"Lieutenant, there's something coming out over our trail."
"Thank God!" sighs Wing, as he raises his eyes to those of his fair nurse. "Thank God! for your sakes!"
"Thank God, Ruth!" cries Fanny, extending one hand to her sister while the other is unaccountably detained. "Thank God! it's father and the Stoneman party and Doctor Gray."
And Ruth, throwing herself upon her knees by her sister's side, buries her head upon her shoulder and sobs anew for very joy.
And then comes sudden start. All in an instant there rings, echoing down the cañon, the sharp, spiteful crack of rifles, answered by shrieks of terror from the cave where lie the Moreno women, and by other shots out along the range. Three faces blanch with sudden fear, though Wing looks instantly up to say,—
"They can't harm you, and our men will be here in less than no time."

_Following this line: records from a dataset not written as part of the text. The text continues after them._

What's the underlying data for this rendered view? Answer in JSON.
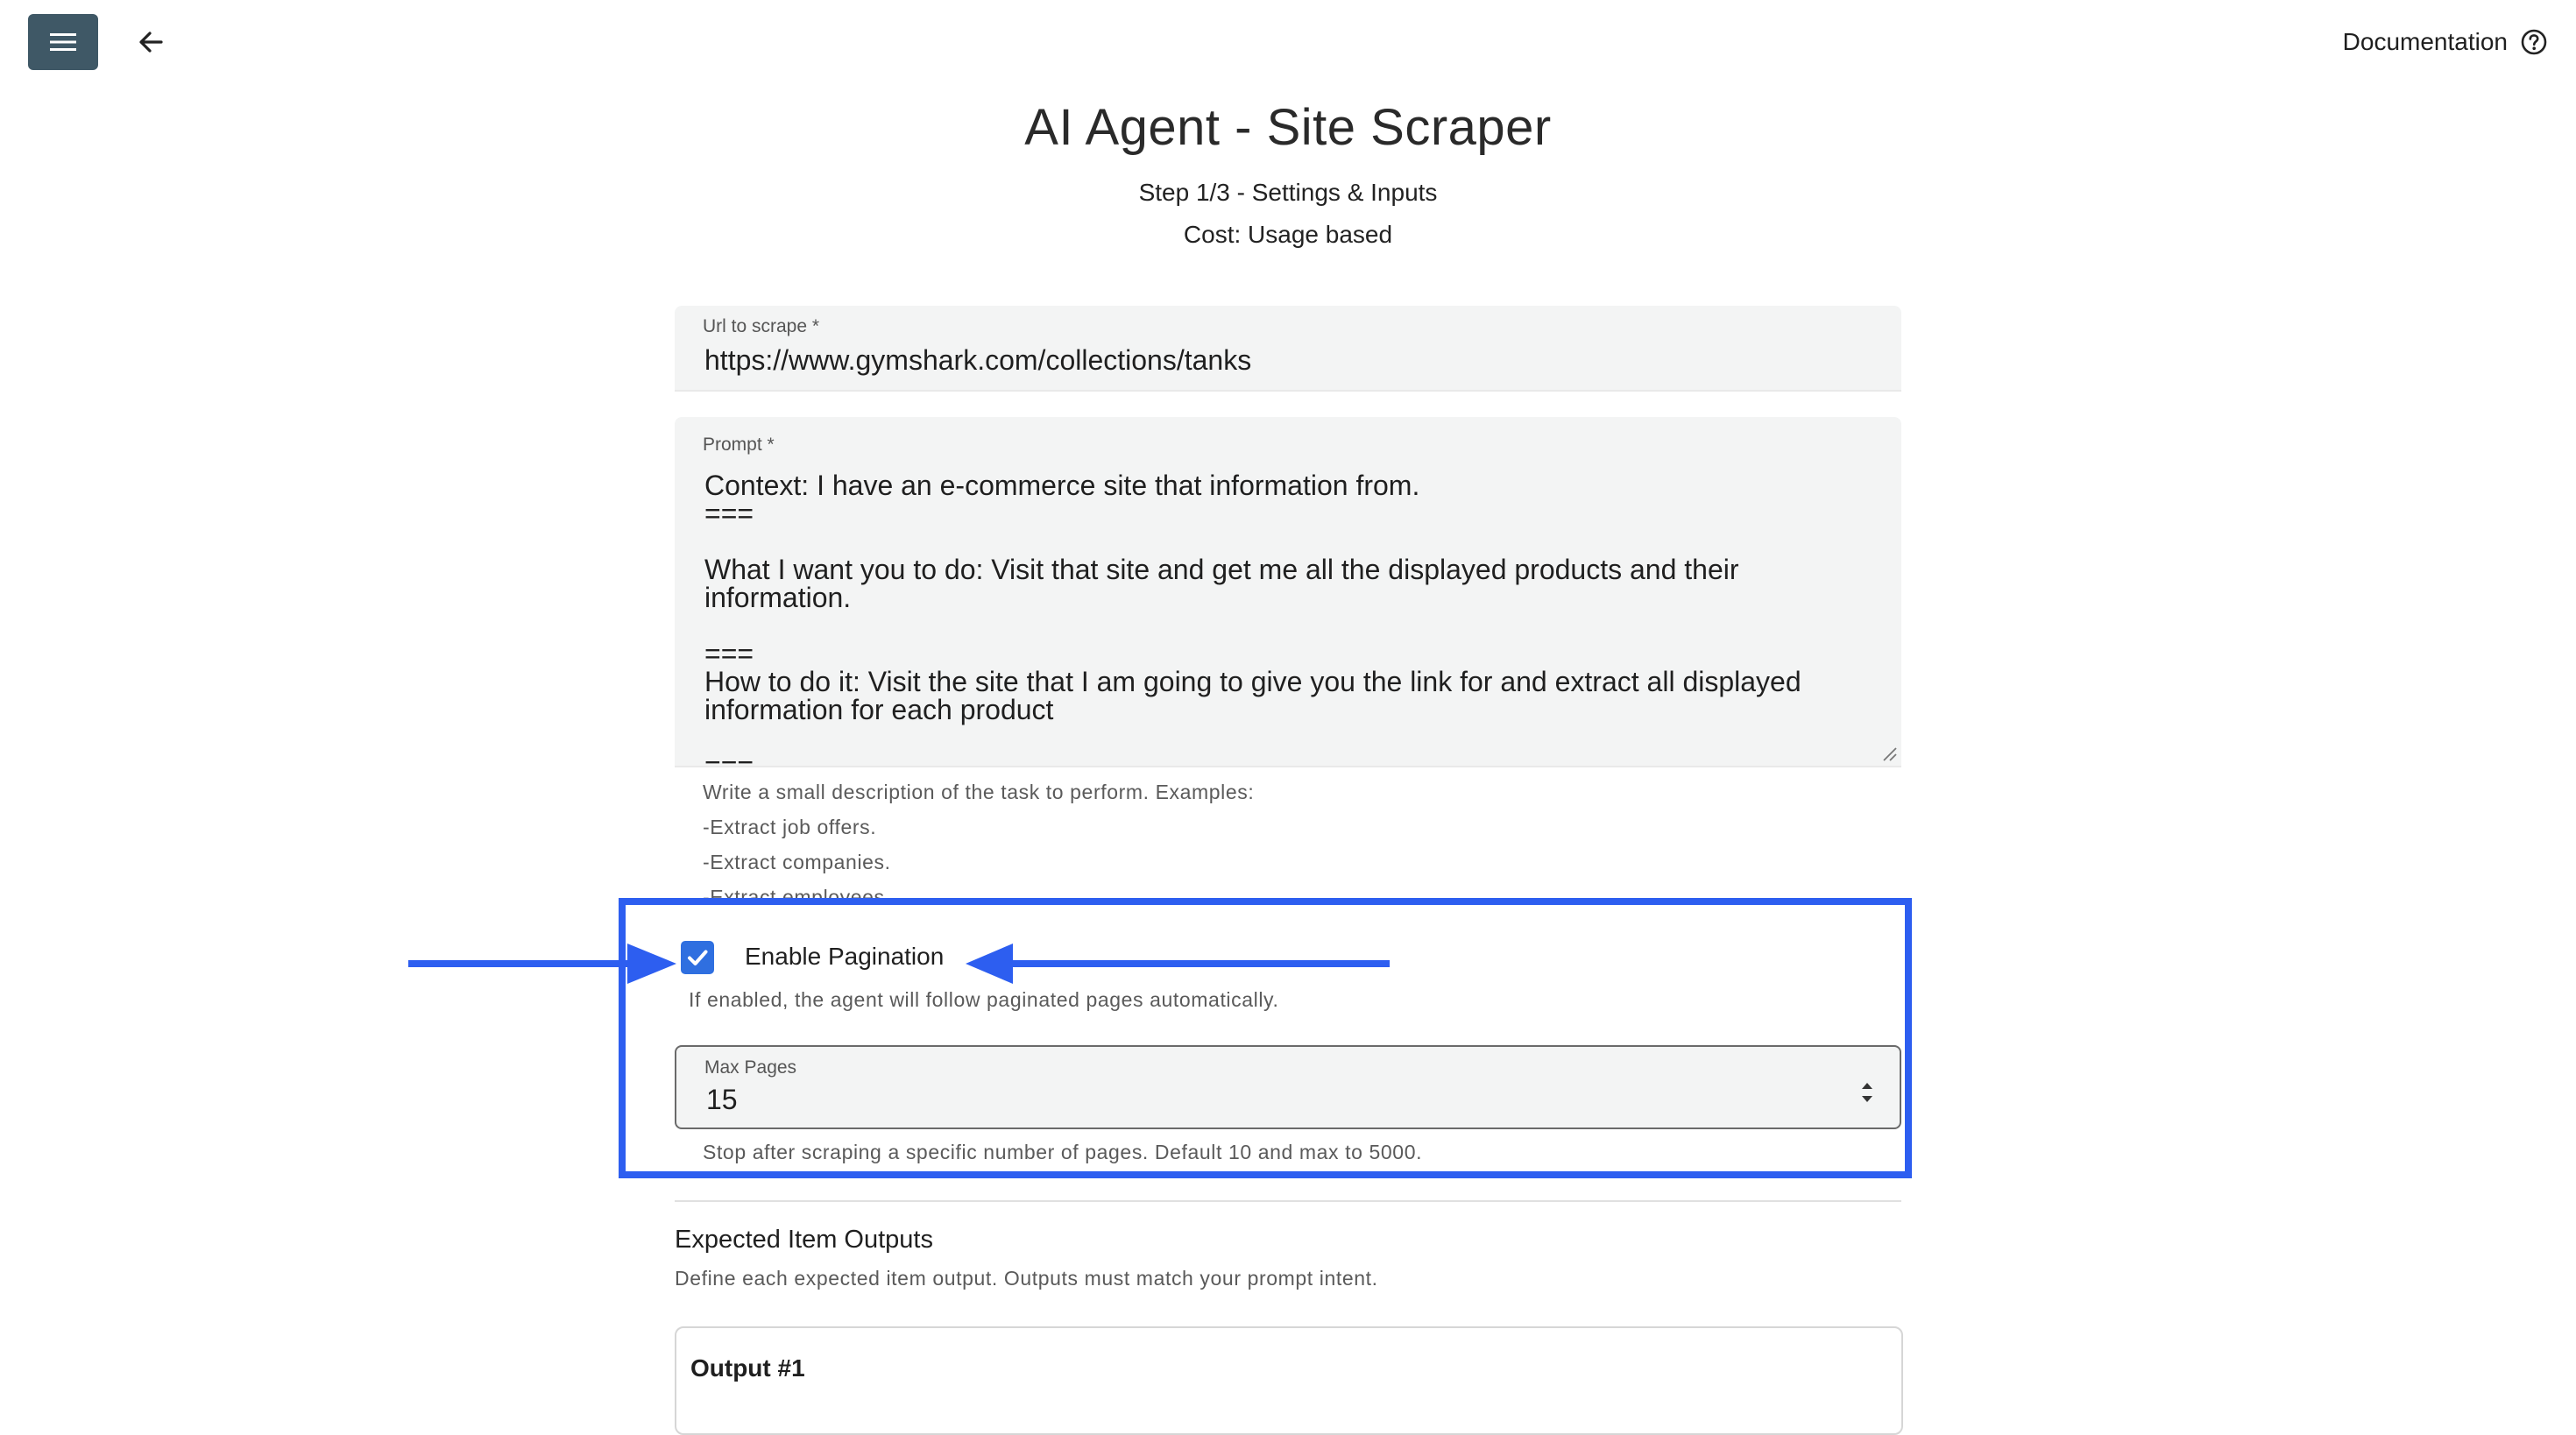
{
  "topbar": {
    "menu_icon": "hamburger-menu-icon",
    "back_icon": "arrow-left-icon",
    "documentation_label": "Documentation",
    "help_icon": "help-circle-icon"
  },
  "header": {
    "title": "AI Agent - Site Scraper",
    "step": "Step 1/3 - Settings & Inputs",
    "cost": "Cost: Usage based"
  },
  "form": {
    "url": {
      "label": "Url to scrape *",
      "value": "https://www.gymshark.com/collections/tanks"
    },
    "prompt": {
      "label": "Prompt *",
      "value": "Context: I have an e-commerce site that information from.\n===\n\nWhat I want you to do: Visit that site and get me all the displayed products and their information.\n\n===\nHow to do it: Visit the site that I am going to give you the link for and extract all displayed information for each product\n\n===",
      "helper_lines": [
        "Write a small description of the task to perform. Examples:",
        "-Extract job offers.",
        "-Extract companies.",
        "-Extract employees."
      ]
    },
    "pagination": {
      "checked": true,
      "label": "Enable Pagination",
      "helper": "If enabled, the agent will follow paginated pages automatically."
    },
    "max_pages": {
      "label": "Max Pages",
      "value": "15",
      "helper": "Stop after scraping a specific number of pages. Default 10 and max to 5000."
    }
  },
  "outputs": {
    "title": "Expected Item Outputs",
    "description": "Define each expected item output. Outputs must match your prompt intent.",
    "items": [
      {
        "title": "Output #1"
      }
    ]
  },
  "annotation": {
    "highlight_color": "#2d5ef0"
  },
  "colors": {
    "menu_button_bg": "#3f5866",
    "checkbox_accent": "#2f6fe0",
    "field_bg": "#f3f4f4"
  }
}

Out in the gorge men are springing to their feet and seizing their ready arms; horses are snorting and stamping; mules braying in wild terror. Two of the ambulance mules, breaking loose from their fastenings, come charging down the resounding rock, nearly annihilating Moreno, who, bound and helpless, praying and cursing by turns, has rolled himself out of his nook and lies squarely in the way of everything and everybody. But above all the clamor, the ring of carbine, the hiss and spat of lead flattening upon the rocks, Drummond's voice is heard clear and commanding, serene and confident.
"Every man to his post now. Remember your orders."
Gazing out into the cañon with dilated eyes, Ruth sees him nimbly clamber up the opposite side towards the point where Walsh is kneeling behind a rock,—Walsh with his Irish mug expanded in a grin of delight, the smoke just drifting from the muzzle of his carbine as he points with his left hand somewhere out along the cliffs. She sees her soldier boy, crouching low, draw himself to Walsh's side, sees him glancing eagerly over the rocks, then signalling to some one on their own side, pointing here and there along the wooded slope beyond her vision; sees him now, with fierce light in his eyes, suddenly clutch Walsh's sleeve and nod towards some invisible object to the south; sees Walsh toss the butt of his carbine to the shoulder and with quick aim send a bullet driving thither; sees Drummond take the field-glass and, resting it on the eastward ledge, gaze long and fixedly out over the eastward way; sees him start, draw back the glass, wipe the lenses with his silken kerchief, then peer again; sees him drop them with a gesture almost tragic, but she cannot hear the moan that rises to his lips.